For the first, why deal with the case $n=3k$, for a start? $$\begin{align} T(3k) &= T(3(k-1))+3\log (3k) = T(3k) = T(3(k-2))+3\log (3k)+3\log (3(k-1)) \\ &\vdots \\ &= T(3)+3\sum_{\ell=0}^{k-1} \log (3(k-\ell) = T(3) + 3k\log 3 + \sum_{\ell=1}^{k} \log \ell \\ &= T(3) + 3k \log 3 + (k\log k + o(k\log k)) = k\log k + o(k\log k) \\&= n\log n + o(n \log n) = \Theta(n \log n) \end{align} $$ and then see how to extend to $n=3k+1$ or $n=3k+2$.
for the second, the Master Theorem is indeed a good approach. You have $a=2$, $b=4$ and $f(n) = \sqrt{n}$. $\log_b a = \frac{1}{2}$, so that $$f(n) \in\Theta(n^{\log_b a} \log^0 n)$$ (second case applies for "$k=0$"). This yields $T(n) \in \Theta(n^{\log_b a} \log^1 n) = \Theta(\sqrt{n} \log n)$.

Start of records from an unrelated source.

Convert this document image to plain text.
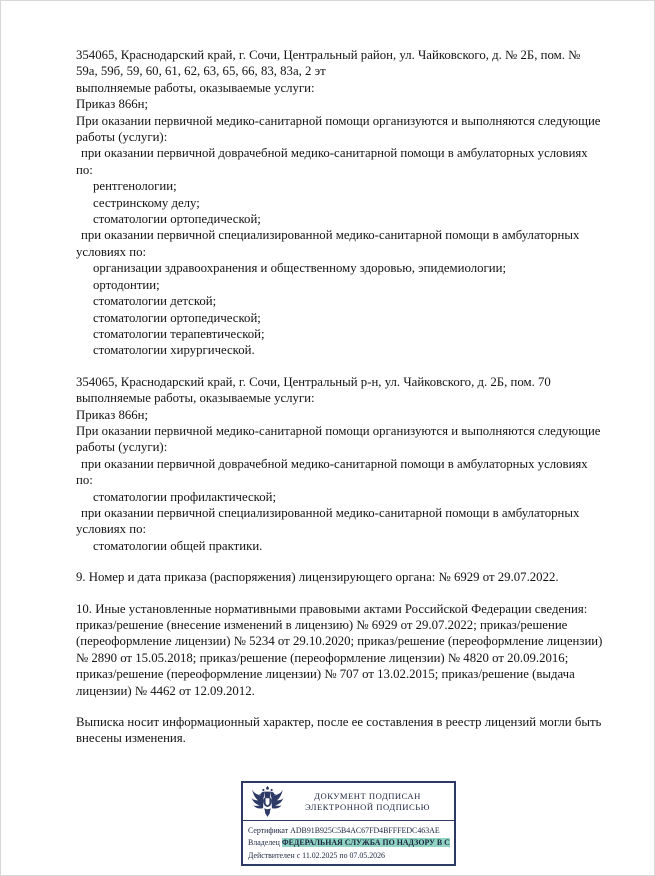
354065, Краснодарский край, г. Сочи, Центральный район, ул. Чайковского, д. № 2Б, пом. №
59а, 59б, 59, 60, 61, 62, 63, 65, 66, 83, 83а, 2 эт
выполняемые работы, оказываемые услуги:
Приказ 866н;
При оказании первичной медико-санитарной помощи организуются и выполняются следующие
работы (услуги):
при оказании первичной доврачебной медико-санитарной помощи в амбулаторных условиях
по:
рентгенологии;
сестринскому делу;
стоматологии ортопедической;
при оказании первичной специализированной медико-санитарной помощи в амбулаторных
условиях по:
организации здравоохранения и общественному здоровью, эпидемиологии;
ортодонтии;
стоматологии детской;
стоматологии ортопедической;
стоматологии терапевтической;
стоматологии хирургической.
354065, Краснодарский край, г. Сочи, Центральный р-н, ул. Чайковского, д. 2Б, пом. 70
выполняемые работы, оказываемые услуги:
Приказ 866н;
При оказании первичной медико-санитарной помощи организуются и выполняются следующие
работы (услуги):
при оказании первичной доврачебной медико-санитарной помощи в амбулаторных условиях
по:
стоматологии профилактической;
при оказании первичной специализированной медико-санитарной помощи в амбулаторных
условиях по:
стоматологии общей практики.
9. Номер и дата приказа (распоряжения) лицензирующего органа: № 6929 от 29.07.2022.
10. Иные установленные нормативными правовыми актами Российской Федерации сведения:
приказ/решение (внесение изменений в лицензию) № 6929 от 29.07.2022; приказ/решение
(переоформление лицензии) № 5234 от 29.10.2020; приказ/решение (переоформление лицензии)
№ 2890 от 15.05.2018; приказ/решение (переоформление лицензии) № 4820 от 20.09.2016;
приказ/решение (переоформление лицензии) № 707 от 13.02.2015; приказ/решение (выдача
лицензии) № 4462 от 12.09.2012.
Выписка носит информационный характер, после ее составления в реестр лицензий могли быть
внесены изменения.
ДОКУМЕНТ ПОДПИСАН
ЭЛЕКТРОННОЙ ПОДПИСЬЮ
Сертификат ADB91B925C5B4AC67FD4BFFFEDC463AE
Владелец ФЕДЕРАЛЬНАЯ СЛУЖБА ПО НАДЗОРУ В С
Действителен с 11.02.2025 по 07.05.2026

For the first part, I used the fact that $$ \sum_{\ell=1}^ k \log k = (1+o(1))k\log k. $$ If you don't know how to prove it, this is a good exercise -- and follows from a comparison series-integral: $$ \sum_{\ell=1}^ k \ln k \operatorname*{\sim}_{k\to\infty} \int_1^k \ln x dx = k\ln k - k +1. $$
We first consider the first recurrence which, as has been stated, cannot be solved using the master theorem:
$$T(n) = T(n - 3) + 3 \log n $$
We expand the recurrence, getting:
$$ T(n) = 3 \log n + 3 \log (n - 3) + 3 \log (n - 6) + 3 \log (n - 9) + ... + 0 $$ $$ = \sum_{k = 0}^{\frac{n}{3}} 3 \log (n - 3k) = 3\sum_{k = 1}^{\frac{n}{3}} \log 3k$$ $$ = \sum_{k = 1}^{\frac{n}{3}} \left( 3 \log 3 + 3 \log k \right)$$ $$ = 3 \log 3 \sum_{k = 1}^{\frac{n}{3}} 1 + 3 \sum_{k = 1}^{\frac{n}{3}} \log k$$ $$ = n \log 3 + 3 \log \left( \frac{n}{3}! \right)$$
And so:
$$ T(n) = n \log 3 + 3 \log \left( \frac{n}{3}! \right) $$
Which we can verify using induction. Now, using Stirlings approximation:
$$ \log n! = \Theta(n \log n) $$
we get:
$$ T(n) = n \log 3 + 3 \frac{n}{3} \log \frac{n}{3} $$ $$ = n \log 3 + n \log n - n \log 3 = n \log n $$ $$ = \Theta(n \log n) $$
We now consider the second recurrence. The solution can be obtained using the master method, as pointed out by Clement C., but here we obtain it in the same way as we did for the first recurrence. Now, we have the recurrence:
$$ T(n) = 2T\left( \frac{n}{4} \right) + \sqrt{n} $$
Expanding the recurrence gives:
$$ T(n) = \sqrt{n} + 2 \sqrt{ \frac{n}{4}} + 2^2 \sqrt{ \frac{n}{4^2}} + 2^3 \sqrt{ \frac{n}{4^3}} + ... + 2^{\log_4 n} $$ $$ = \sum_{k = 0}^{\log_4 n} 2^k \sqrt{ \frac{n}{4^k}} = \sum_{k = 0}^{\log_4 n} \sqrt{n} $$ $$ = \sqrt{n} \sum_{k = 0}^{\log_4 n} 1 $$ $$ = \sqrt{n} \log_4 n = \Theta \left( \sqrt{n} \log_4 n \right) $$
which we can verify using induction.